Gross ills of smoking sickening
Re: Smoker disgusted by letter, March 27
To the Editor:
I write this letter in response to Mr. Edwards' letter and in defence of John Heder. The most questionable element of Mr. Edwards' letter is his contention that "smokers really know how to live." When you're 45-years old and dying of smoking-induced lung cancer, having your lungs removed piece by piece to maintain your existence, will you still be clinging to the idea that smokers really know how to live? It is not my intention to embarrass Mr. Edwards or any other poor addicted smoker, but perhaps I can educate them.
Cigarette smoke contains about 4,000 chemicals, including minute amounts of poisons such as arsenic, formaldehyde and DDT. With each puff, these poisons are inhaled through the lungs which retain up to 90 per cent of the compounds and then passed through the bloodstream. Some of these poisons, such as carbon monoxide, are free radicals that rob red blood cells of oxygen. Free radicals have been linked to a host of problems, ranging from wrinkles to cancer.
Meanwhile, the nicotine in tobacco smoke causes the adrenal glands to secrete hormones that increase blood pressure and heart rate, which makes your heart work harder. This is the primary reason why smokers are at a much higher risk for stroke and heart disease.
Smoking makes you more susceptible to infectious diseases such as colds and flu, since it damages the cilia, tiny hairlike bodies that trap and sweep out foreign bodies from the lungs. Without cilia, tar from cigarettes clog breathing passages, leading to emphysema and lung cancer. Smoking also hobbles your ability to stay fit, sapping your mind and body of energizing oxygen.
Before I go further, I would like to state that my concern is not for the smoker. It is for the non-smoker, who is exposed to these debilitating toxins when a smoker is in their air. Smokers are infringing on my rights by depriving me of a healthy environment. But I digress.

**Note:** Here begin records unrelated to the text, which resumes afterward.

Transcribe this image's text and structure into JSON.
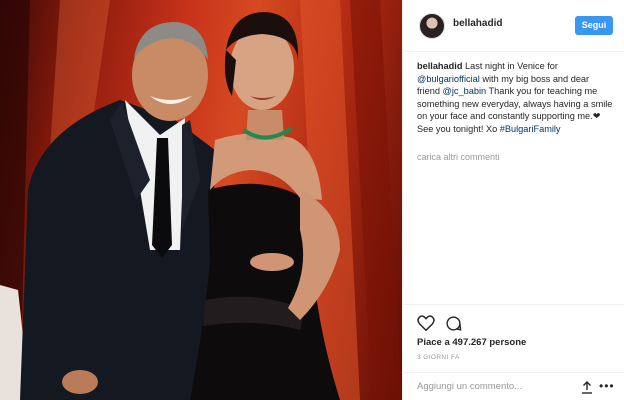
{
  "post": {
    "username": "bellahadid",
    "follow_label": "Segui",
    "caption": {
      "user": "bellahadid",
      "text_1": "Last night in Venice for",
      "mention_1": "@bulgariofficial",
      "text_2": "with my big boss and dear friend",
      "mention_2": "@jc_babin",
      "text_3": "Thank you for teaching me something new everyday, always having a smile on your face and constantly supporting me.",
      "heart": "❤",
      "text_4": "See you tonight! Xo",
      "hashtag": "#BulgariFamily"
    },
    "load_more_comments": "carica altri commenti",
    "likes": "Piace a 497.267 persone",
    "time_ago": "3 GIORNI FA",
    "comment_placeholder": "Aggiungi un commento...",
    "more_label": "•••"
  },
  "icons": {
    "avatar": "avatar",
    "like": "heart-icon",
    "comment": "comment-icon",
    "upload": "upload-icon",
    "more": "more-options-icon"
  },
  "colors": {
    "accent": "#3897f0",
    "link": "#003569",
    "muted": "#999999",
    "text": "#262626"
  }
}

Smoking causes: arrythmias, back pain, cataracts, diverticulosis, hearing loss, heart disease, high blood pressure, low immunity, impotence, infertility, lung cancer, memory loss, osteoporosis, obesity, Raynaud's disease, respiratory disease, sleep apnea, stress, stroke, ulcers and varicose veins. Finally, and perhaps most insidious, smoking causes a reduction in sexual appetite and an inability to achieve and maintain an erection. So, Mr. Edwards, when your girlfriend, or future wife, is no longer satisfied by your smoke-stunted, flaccid inability to please her in bed you had better hope she doesn't seek out a virile non-smoker to compensate for your inadequacies.